Pare infatti che i 24 mesi trascorsi dai mormoni, nelle missioni sparse per il modo, consentano di sperimentare competenze di ascolto, ma anche di proposizione e di persuasioni simili a quelle che si possano incontrare durante un processo di vendita porta a porta.

Nel caso specifico, l’unica nota, non troppo positiva, consiste nella semplificazione del processo di contaminazione, la scelta fatta dalla Pinnacle Sicurity, così come da altre realtà, poteva prevedere di coinvolgere i mormoni, in un processo di condivisione e anche di formazione manageriale, in grado di far percepire anche a chi non ha mai vissuto un esperienza religiosa da mormone, i comportamenti tipici da utilizzare per intrattenere e persuadere le persone che si incontrano per strade o presso le loro abitazioni.

In altri termini, spesso si utilizza solamente una parte (anche ,imitata) del potenziale che la contaminazione dei saperi e delle esperienza può portare all’interno di un’organizzazione aziendale, semplificando ma anche limitando il valore erogato.

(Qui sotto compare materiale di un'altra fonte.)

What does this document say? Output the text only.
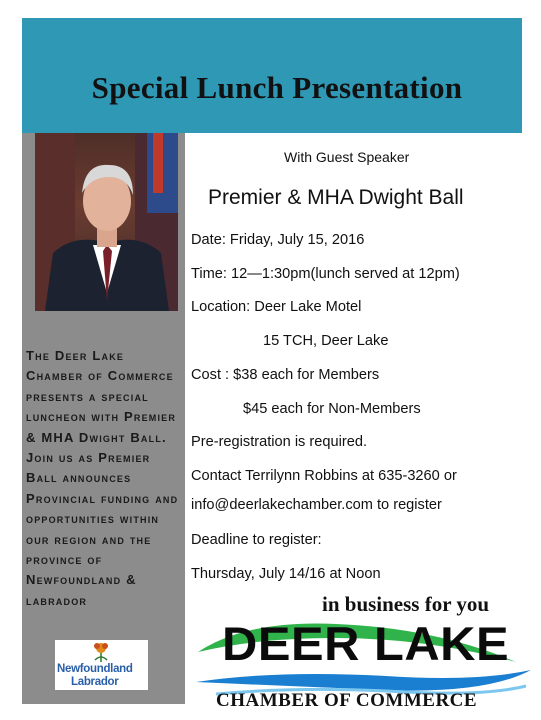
Special Lunch Presentation
The Deer Lake Chamber of Commerce presents a special luncheon with Premier & MHA Dwight Ball. Join us as Premier Ball announces Provincial funding and opportunities within our region and the province of Newfoundland & labrador
Newfoundland
Labrador
With Guest Speaker
Premier & MHA Dwight Ball
Date: Friday, July 15, 2016
Time: 12—1:30pm(lunch served at 12pm)
Location: Deer Lake Motel
15 TCH, Deer Lake
Cost : $38 each for Members
$45 each for Non-Members
Pre-registration is required.
Contact Terrilynn Robbins at 635-3260 or
info@deerlakechamber.com to register
Deadline to register:
Thursday, July 14/16 at Noon
in business for you
DEER LAKE
CHAMBER OF COMMERCE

Prima dei mormoni, la stessa situazione è già stata vissuta dai militari (di qualunque ordine grado), addirittura ritenendo un plus curriculare il fatto di aver prestato il servizio militare nell’esercito… se ci pensate tutto ciò aveva un senso quando le organizzazioni rispecchiavano la perfetta struttura gerarchica, oggi che un modello organizzativo perfetto fatica ad emergere, diventa indispensabile saper strutturare tutte le esperienze anche quelle che apparentemente sono distanti dal business e dalle aziende. Più le organizzazioni utilizzano sistemi per captare le differenze più avranno facilità nel mettere a sistema i diversi contributi valoriali portati dalle persone che vi lavorano all’interno.